Field study is an essential component of hydrologic science because all hydrological studies must be conducted by such observation-based knowledge of real watersheds. Hillslope runoff processes have been intensively investigated, but the flow process at the boundary between the snowpack and ground surface has not been well documented. A field site at the northwest sector of the Ward Creek watershed, Lake Tahoe Basin, was built for observations of overland flow, subsurface stormflow, and channel flow, simultaneously with atmospheric measurements to examine the hydrology at a snow-covered hillslope. Also, the groundwater table under the snowpack was monitored by shallow wells at the hillslope. All field-measured atmospheric data were synthesized with an energy-balance snow model, and the snowmelt rate and energy balance were computed. The results of the analyses indicate that most of the snowmelt water infiltrated into the topsoil layers and that saturated subsurface flow was the largest contributor to the stream channel flow throughout the observation period. However, overland flow or longitudinal flow within the snowpack may still happen even over an unfrozen and unsaturated topsoil on a relatively mild hillslope (16%). The quantification of observations of overland/within snowpack flow showed that the snowpack enhanced the overland runoff, which caused higher peaks in flow discharge and sediment production.
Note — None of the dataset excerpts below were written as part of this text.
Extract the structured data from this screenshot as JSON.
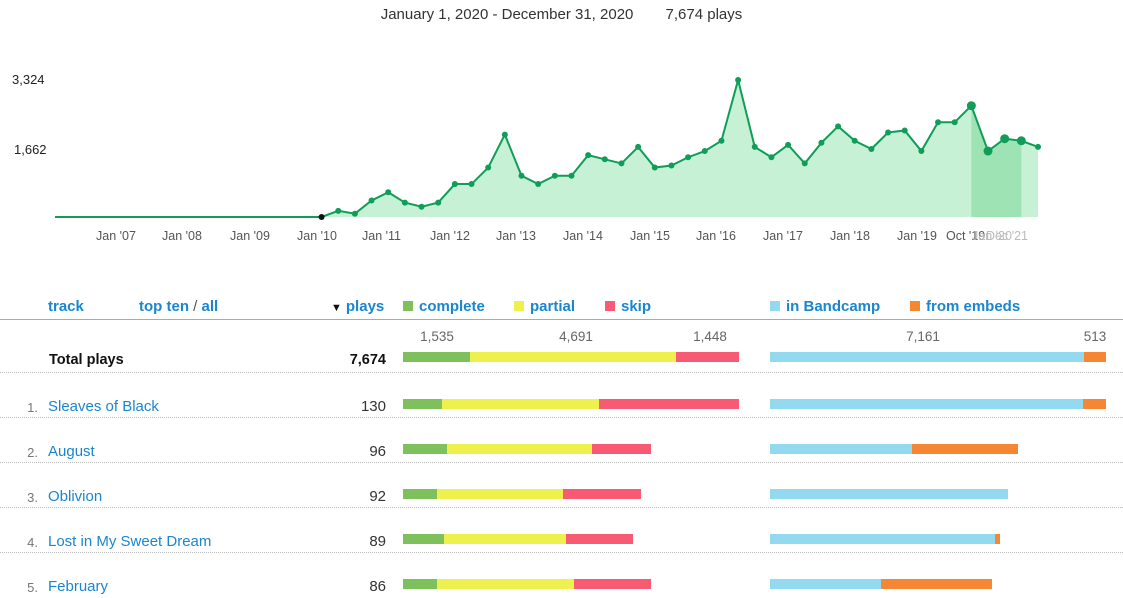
{
  "header": {
    "date_range": "January 1, 2020 - December 31, 2020",
    "plays_label": "7,674 plays"
  },
  "chart_data": {
    "type": "area",
    "y_ticks": [
      "3,324",
      "1,662"
    ],
    "x_ticks": [
      "Jan '07",
      "Jan '08",
      "Jan '09",
      "Jan '10",
      "Jan '11",
      "Jan '12",
      "Jan '13",
      "Jan '14",
      "Jan '15",
      "Jan '16",
      "Jan '17",
      "Jan '18",
      "Jan '19",
      "Oct '19"
    ],
    "x_ticks_faded": [
      "Jan '20",
      "Dec '21"
    ],
    "ylim": [
      0,
      3324
    ],
    "series": [
      {
        "values": [
          0,
          0,
          0,
          0,
          0,
          0,
          0,
          0,
          0,
          0,
          0,
          0,
          0,
          0,
          0,
          0,
          0,
          150,
          80,
          400,
          600,
          350,
          250,
          350,
          800,
          800,
          1200,
          2000,
          1000,
          800,
          1000,
          1000,
          1500,
          1400,
          1300,
          1700,
          1200,
          1250,
          1450,
          1600,
          1850,
          3324,
          1700,
          1450,
          1750,
          1300,
          1800,
          2200,
          1850,
          1650,
          2050,
          2100,
          1600,
          2300,
          2300,
          2700,
          1600,
          1900,
          1850,
          1700
        ],
        "selected_range_start_index": 55,
        "selected_range_end_index": 58,
        "color": "#0f9d58",
        "fill": "#c6f1d5",
        "selected_fill": "#9ee3b4"
      }
    ]
  },
  "table": {
    "headers": {
      "track": "track",
      "top_ten": "top ten",
      "slash": "/",
      "all": "all",
      "plays": "plays",
      "complete": "complete",
      "partial": "partial",
      "skip": "skip",
      "in_bandcamp": "in Bandcamp",
      "from_embeds": "from embeds"
    },
    "colors": {
      "complete": "#7dc05c",
      "partial": "#eef04e",
      "skip": "#f75a72",
      "in_bandcamp": "#93daf1",
      "from_embeds": "#f58634"
    },
    "totals": {
      "label": "Total plays",
      "plays": "7,674",
      "complete": "1,535",
      "partial": "4,691",
      "skip": "1,448",
      "in_bandcamp": "7,161",
      "from_embeds": "513"
    },
    "rows": [
      {
        "rank": "1.",
        "name": "Sleaves of Black",
        "plays": "130",
        "complete": 15,
        "partial": 61,
        "skip": 54,
        "bandcamp": 121,
        "embeds": 9
      },
      {
        "rank": "2.",
        "name": "August",
        "plays": "96",
        "complete": 17,
        "partial": 56,
        "skip": 23,
        "bandcamp": 55,
        "embeds": 41
      },
      {
        "rank": "3.",
        "name": "Oblivion",
        "plays": "92",
        "complete": 13,
        "partial": 49,
        "skip": 30,
        "bandcamp": 92,
        "embeds": 0
      },
      {
        "rank": "4.",
        "name": "Lost in My Sweet Dream",
        "plays": "89",
        "complete": 16,
        "partial": 47,
        "skip": 26,
        "bandcamp": 87,
        "embeds": 2
      },
      {
        "rank": "5.",
        "name": "February",
        "plays": "86",
        "complete": 13,
        "partial": 53,
        "skip": 30,
        "bandcamp": 43,
        "embeds": 43
      }
    ]
  }
}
Analysis of the major rain-on-snow event of May 7, 2000, revealed that snowmelt water, caused by the energy flux from raindrops, might not be the major contributor to the runoff peak discharge since very little snowmelt was observed during the rain-on-snow event. Consequently, spring storm hydrographs in the Sierra Nevada seem to be affected by the high-soil water in the topsoil because of the daily water supply by snowmelt and by overland/within snowpack flow caused by the capillary suction forces in the snowpack. DOI: 10.1061/(ASCE)HE.1943-5584.0000348. (C) 2011 American Society of Civil Engineers.